First Isomorphism Theorem/Topological Vector Spaces
Theorem
Let $K$ be a topological field.
Let $\struct {X, \tau_X}$ and $\struct {Y, \tau_Y}$ be vector spaces over $K$.
Let $T : X \to Y$ be a continuous and open linear transformation.
Let $\ker T$ be the kernel of $T$.
Let $X/\ker T$ be the quotient topological vector space of $X$ modulo $\ker T$.
Then $X/\ker T$ is topologically isomorphic to $\Img T$.
Proof
Let $\pi : X \to X/\ker T$ be the quotient mapping.
From First Isomorphism Theorem: Vector Spaces, there exists a linear isomorphism $\Lambda : X/\ker T \to \Img T$ with $T = \Lambda \circ \pi$.

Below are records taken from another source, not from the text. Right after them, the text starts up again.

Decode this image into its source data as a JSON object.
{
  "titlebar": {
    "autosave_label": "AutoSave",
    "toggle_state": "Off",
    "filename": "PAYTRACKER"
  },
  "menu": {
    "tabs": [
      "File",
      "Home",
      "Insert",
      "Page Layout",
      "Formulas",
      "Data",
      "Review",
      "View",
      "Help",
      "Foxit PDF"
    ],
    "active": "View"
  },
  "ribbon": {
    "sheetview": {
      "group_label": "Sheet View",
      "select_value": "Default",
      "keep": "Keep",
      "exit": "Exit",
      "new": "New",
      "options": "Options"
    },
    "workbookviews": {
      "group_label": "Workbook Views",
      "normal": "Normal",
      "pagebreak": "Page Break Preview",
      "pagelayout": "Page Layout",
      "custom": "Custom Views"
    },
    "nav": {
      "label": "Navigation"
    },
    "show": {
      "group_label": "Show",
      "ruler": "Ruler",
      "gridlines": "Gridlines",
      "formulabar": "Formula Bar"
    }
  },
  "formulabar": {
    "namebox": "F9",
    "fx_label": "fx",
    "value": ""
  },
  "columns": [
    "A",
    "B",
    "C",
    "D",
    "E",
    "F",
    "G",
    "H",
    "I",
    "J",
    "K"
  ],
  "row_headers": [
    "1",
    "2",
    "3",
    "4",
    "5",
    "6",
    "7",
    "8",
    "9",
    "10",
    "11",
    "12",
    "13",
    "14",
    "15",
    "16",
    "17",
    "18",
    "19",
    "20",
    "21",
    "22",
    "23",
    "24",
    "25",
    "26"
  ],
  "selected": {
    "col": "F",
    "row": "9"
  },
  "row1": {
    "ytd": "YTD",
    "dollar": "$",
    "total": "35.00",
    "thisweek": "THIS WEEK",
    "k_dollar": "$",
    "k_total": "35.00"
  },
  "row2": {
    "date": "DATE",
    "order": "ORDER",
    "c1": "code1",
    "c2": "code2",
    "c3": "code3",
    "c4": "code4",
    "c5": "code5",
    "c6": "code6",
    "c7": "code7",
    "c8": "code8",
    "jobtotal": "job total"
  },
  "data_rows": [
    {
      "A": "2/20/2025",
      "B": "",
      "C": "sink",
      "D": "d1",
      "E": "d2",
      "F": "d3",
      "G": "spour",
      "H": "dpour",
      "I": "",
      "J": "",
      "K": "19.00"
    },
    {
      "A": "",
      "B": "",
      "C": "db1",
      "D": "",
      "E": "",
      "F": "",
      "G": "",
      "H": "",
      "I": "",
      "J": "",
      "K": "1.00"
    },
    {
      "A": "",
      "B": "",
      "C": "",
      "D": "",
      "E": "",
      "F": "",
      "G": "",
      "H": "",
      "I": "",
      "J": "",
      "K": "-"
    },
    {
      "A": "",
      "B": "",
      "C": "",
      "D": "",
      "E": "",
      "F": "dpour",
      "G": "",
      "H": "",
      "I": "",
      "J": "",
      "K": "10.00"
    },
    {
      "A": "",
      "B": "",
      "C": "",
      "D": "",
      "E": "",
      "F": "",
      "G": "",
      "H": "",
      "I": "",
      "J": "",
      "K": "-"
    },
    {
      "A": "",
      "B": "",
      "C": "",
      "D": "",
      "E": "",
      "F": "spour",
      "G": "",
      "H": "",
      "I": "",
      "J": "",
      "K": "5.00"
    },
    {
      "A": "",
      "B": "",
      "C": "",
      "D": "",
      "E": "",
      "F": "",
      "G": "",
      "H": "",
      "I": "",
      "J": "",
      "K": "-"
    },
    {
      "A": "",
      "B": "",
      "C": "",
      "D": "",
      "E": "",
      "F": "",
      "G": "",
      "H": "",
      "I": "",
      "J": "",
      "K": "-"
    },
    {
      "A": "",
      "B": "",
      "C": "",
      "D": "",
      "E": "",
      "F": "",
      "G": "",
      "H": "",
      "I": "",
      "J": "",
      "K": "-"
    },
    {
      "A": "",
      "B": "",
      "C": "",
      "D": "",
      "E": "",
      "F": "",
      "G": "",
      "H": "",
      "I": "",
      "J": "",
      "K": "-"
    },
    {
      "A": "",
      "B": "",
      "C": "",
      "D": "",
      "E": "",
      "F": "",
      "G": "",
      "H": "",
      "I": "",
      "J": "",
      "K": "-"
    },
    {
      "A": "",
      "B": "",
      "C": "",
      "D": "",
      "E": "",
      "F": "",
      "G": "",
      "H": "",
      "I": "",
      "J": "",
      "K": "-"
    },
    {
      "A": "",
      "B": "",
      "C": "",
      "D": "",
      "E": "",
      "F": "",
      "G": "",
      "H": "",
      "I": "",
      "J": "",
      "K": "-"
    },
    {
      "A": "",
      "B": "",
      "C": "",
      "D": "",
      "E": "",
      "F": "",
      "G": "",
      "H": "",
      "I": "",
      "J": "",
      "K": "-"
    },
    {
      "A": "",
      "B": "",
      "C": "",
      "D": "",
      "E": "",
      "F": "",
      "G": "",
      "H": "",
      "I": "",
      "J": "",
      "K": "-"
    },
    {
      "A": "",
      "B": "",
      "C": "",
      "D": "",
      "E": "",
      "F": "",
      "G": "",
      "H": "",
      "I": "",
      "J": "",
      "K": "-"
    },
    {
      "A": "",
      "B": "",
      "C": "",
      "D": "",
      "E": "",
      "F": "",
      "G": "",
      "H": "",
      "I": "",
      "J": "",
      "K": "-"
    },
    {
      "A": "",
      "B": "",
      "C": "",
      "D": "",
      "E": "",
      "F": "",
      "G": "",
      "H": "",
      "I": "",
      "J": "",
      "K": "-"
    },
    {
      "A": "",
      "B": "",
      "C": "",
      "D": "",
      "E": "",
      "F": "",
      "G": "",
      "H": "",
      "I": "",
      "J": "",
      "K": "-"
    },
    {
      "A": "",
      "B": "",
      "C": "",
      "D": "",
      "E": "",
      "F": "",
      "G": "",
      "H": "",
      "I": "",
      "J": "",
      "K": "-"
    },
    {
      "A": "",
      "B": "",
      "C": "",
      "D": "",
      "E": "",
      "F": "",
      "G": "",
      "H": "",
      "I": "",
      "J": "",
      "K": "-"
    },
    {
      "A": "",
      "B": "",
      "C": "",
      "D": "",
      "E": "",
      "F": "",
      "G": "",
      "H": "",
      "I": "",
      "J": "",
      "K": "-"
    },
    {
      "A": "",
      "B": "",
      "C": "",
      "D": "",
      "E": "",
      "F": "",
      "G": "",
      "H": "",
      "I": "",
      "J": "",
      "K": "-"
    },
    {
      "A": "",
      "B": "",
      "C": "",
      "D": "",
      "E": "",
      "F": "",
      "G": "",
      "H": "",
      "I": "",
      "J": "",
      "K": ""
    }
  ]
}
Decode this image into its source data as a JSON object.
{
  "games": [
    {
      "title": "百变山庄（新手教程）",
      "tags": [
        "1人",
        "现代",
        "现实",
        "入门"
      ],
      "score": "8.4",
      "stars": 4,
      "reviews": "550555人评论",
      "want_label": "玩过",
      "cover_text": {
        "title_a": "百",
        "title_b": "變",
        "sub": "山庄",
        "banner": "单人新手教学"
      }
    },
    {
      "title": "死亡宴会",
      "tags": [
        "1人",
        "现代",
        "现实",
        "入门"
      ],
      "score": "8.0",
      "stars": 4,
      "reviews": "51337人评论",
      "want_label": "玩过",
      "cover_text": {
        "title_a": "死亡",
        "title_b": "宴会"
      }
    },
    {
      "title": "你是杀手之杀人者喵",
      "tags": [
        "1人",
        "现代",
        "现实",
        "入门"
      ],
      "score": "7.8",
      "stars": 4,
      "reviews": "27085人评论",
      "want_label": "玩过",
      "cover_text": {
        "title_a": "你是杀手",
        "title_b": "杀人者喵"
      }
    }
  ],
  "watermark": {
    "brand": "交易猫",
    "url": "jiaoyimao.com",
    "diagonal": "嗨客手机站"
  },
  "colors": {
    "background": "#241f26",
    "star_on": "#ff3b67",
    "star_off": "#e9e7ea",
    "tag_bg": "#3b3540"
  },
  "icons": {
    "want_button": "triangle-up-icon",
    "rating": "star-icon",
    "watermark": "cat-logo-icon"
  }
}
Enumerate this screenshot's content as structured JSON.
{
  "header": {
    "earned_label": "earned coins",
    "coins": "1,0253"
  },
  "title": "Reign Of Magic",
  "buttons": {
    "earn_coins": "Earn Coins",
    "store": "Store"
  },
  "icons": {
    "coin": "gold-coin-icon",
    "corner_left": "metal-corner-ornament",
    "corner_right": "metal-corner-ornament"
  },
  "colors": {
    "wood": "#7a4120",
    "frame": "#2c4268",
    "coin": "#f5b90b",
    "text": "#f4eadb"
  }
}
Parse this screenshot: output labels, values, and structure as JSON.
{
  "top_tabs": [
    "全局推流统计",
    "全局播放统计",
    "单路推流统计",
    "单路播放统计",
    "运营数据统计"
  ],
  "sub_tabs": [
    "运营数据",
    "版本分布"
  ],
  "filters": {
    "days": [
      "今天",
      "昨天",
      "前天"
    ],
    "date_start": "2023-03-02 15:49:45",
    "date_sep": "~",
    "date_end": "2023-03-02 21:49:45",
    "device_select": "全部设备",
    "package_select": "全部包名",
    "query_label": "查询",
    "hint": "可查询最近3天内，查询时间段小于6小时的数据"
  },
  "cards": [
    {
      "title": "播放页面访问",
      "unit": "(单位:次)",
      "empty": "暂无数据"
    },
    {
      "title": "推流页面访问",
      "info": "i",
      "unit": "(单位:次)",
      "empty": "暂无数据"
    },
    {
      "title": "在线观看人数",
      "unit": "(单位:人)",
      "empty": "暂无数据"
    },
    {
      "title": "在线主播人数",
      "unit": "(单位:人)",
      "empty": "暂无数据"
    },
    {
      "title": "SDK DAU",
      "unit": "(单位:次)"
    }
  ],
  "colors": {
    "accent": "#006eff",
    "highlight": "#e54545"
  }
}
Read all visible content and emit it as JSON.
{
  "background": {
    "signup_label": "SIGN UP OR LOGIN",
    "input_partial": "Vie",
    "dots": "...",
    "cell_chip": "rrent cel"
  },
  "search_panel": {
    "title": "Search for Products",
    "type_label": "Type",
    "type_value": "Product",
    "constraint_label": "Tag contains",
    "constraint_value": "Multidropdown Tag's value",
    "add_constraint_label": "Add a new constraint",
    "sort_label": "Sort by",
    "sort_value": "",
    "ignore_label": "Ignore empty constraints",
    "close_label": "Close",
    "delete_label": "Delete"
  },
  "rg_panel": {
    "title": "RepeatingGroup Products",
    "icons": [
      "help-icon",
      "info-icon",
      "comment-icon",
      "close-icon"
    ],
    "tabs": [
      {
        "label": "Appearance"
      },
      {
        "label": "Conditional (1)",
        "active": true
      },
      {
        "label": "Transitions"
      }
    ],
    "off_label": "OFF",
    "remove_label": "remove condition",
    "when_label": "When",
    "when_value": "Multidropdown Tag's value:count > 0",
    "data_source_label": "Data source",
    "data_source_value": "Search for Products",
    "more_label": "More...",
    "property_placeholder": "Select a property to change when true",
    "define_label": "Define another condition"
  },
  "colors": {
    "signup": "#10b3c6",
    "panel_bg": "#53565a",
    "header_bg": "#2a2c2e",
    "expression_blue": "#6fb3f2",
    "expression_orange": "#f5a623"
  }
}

It remains to argue that $\Lambda$ is a homeomorphism.
Since $T$ is continuous, we obtain that $\Lambda$ is continuous from Factorization of Continuous Linear Transformation between Topological Vector Spaces.
Since $T$ is open, we obtain that $\Lambda$ is open from Factorization of Open Linear Transformation between Topological Vector Spaces.
From Bijection is Open iff Inverse is Continuous, $\Lambda^{-1}$ is continuous.
So $\Lambda$ is a homeomorphism, and hence a topological isomorphism.
$\blacksquare$